There was nothing remotely hit and miss about their playing, however, because underpinning the laugh-a-minute informality was virtuosity and accomplishment.
Solo mandolin music is virtually nonexistent. It's most famous exposure is probably in Don Giovanni's Serenade in Mozart's opera, followed by two Vivaldi concertos, one of them for two mandolins. We had movements from both concertos here and a combination of Vivaldi and Sheffield's Simon Mayor, the most famous mandolin player in the world - except Captain Corelli who happens to be at the Crucible Studio currently - showed its potential as a solo instrument.
Its range and resonance might be limited but Mayor's string plucking had flow, and even diminuendo and crescendo in the opening allegro of the single mandolin concerto. |
Elsewhere, items ranged from a Brazilian tango to Rachmaninov, Dvorak (Slavonic Dance No 1) to Irving Berlin (Cheek to Cheek, The Piccolino), and two Chinese tunes arranged by the group's superb guitarist Gerald Garcia to Mozart (Rondo all Turca, first movement of Eine Kleine Nachtmusik).
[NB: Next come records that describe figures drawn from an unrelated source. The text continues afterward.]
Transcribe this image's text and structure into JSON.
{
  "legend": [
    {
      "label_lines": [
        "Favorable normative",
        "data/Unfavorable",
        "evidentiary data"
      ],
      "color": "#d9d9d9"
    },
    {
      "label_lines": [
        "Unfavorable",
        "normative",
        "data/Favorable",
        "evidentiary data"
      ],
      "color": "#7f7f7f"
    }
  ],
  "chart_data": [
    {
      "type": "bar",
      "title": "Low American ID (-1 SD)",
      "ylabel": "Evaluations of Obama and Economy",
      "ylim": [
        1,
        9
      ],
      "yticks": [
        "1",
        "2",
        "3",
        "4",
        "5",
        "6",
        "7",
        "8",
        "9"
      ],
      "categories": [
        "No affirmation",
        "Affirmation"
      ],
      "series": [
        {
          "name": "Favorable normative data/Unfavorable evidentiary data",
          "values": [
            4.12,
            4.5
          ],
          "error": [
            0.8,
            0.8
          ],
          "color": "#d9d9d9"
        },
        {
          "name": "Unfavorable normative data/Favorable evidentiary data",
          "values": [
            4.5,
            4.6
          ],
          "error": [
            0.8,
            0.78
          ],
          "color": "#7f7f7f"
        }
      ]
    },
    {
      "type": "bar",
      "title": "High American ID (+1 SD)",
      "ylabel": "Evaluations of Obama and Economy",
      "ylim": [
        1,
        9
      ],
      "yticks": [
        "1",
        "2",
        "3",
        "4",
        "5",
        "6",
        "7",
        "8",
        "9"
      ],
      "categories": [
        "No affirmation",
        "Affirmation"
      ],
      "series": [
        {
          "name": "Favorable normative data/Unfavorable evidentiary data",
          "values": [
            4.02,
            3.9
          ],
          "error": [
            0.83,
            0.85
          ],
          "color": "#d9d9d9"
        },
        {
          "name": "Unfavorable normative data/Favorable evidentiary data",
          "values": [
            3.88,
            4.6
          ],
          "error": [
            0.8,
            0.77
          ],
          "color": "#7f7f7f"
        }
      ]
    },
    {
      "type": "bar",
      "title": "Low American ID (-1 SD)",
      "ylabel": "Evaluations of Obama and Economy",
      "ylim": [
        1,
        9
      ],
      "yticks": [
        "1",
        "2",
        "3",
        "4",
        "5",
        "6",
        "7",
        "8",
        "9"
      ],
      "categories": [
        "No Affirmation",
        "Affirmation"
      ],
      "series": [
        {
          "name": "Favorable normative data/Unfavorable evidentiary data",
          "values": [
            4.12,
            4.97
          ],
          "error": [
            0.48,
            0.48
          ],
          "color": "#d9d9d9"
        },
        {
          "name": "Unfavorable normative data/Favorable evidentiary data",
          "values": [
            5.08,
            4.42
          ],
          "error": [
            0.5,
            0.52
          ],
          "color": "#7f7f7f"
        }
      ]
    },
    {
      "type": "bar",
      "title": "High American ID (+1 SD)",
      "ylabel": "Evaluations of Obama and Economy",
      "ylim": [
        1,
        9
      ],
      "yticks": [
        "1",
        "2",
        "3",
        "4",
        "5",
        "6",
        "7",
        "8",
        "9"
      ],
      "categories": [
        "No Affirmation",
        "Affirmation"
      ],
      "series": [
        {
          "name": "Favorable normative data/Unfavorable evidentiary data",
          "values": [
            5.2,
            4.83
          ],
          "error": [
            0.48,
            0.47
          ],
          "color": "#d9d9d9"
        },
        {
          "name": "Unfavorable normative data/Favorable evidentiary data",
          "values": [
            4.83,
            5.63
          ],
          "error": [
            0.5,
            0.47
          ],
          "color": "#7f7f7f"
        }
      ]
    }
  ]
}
The two Fred and Ginger numbers featured the plaintive soprano voice of mandobass player Hilary James and Richard Collins, the second Mandolin player, wowed with his banjo-playing, especially in Little Rabbit (an Appalachian tune) in which Simon Mayor picked up the fiddle. That seemed to be an impromptu addition to the programme and, like everything, worked extremely well.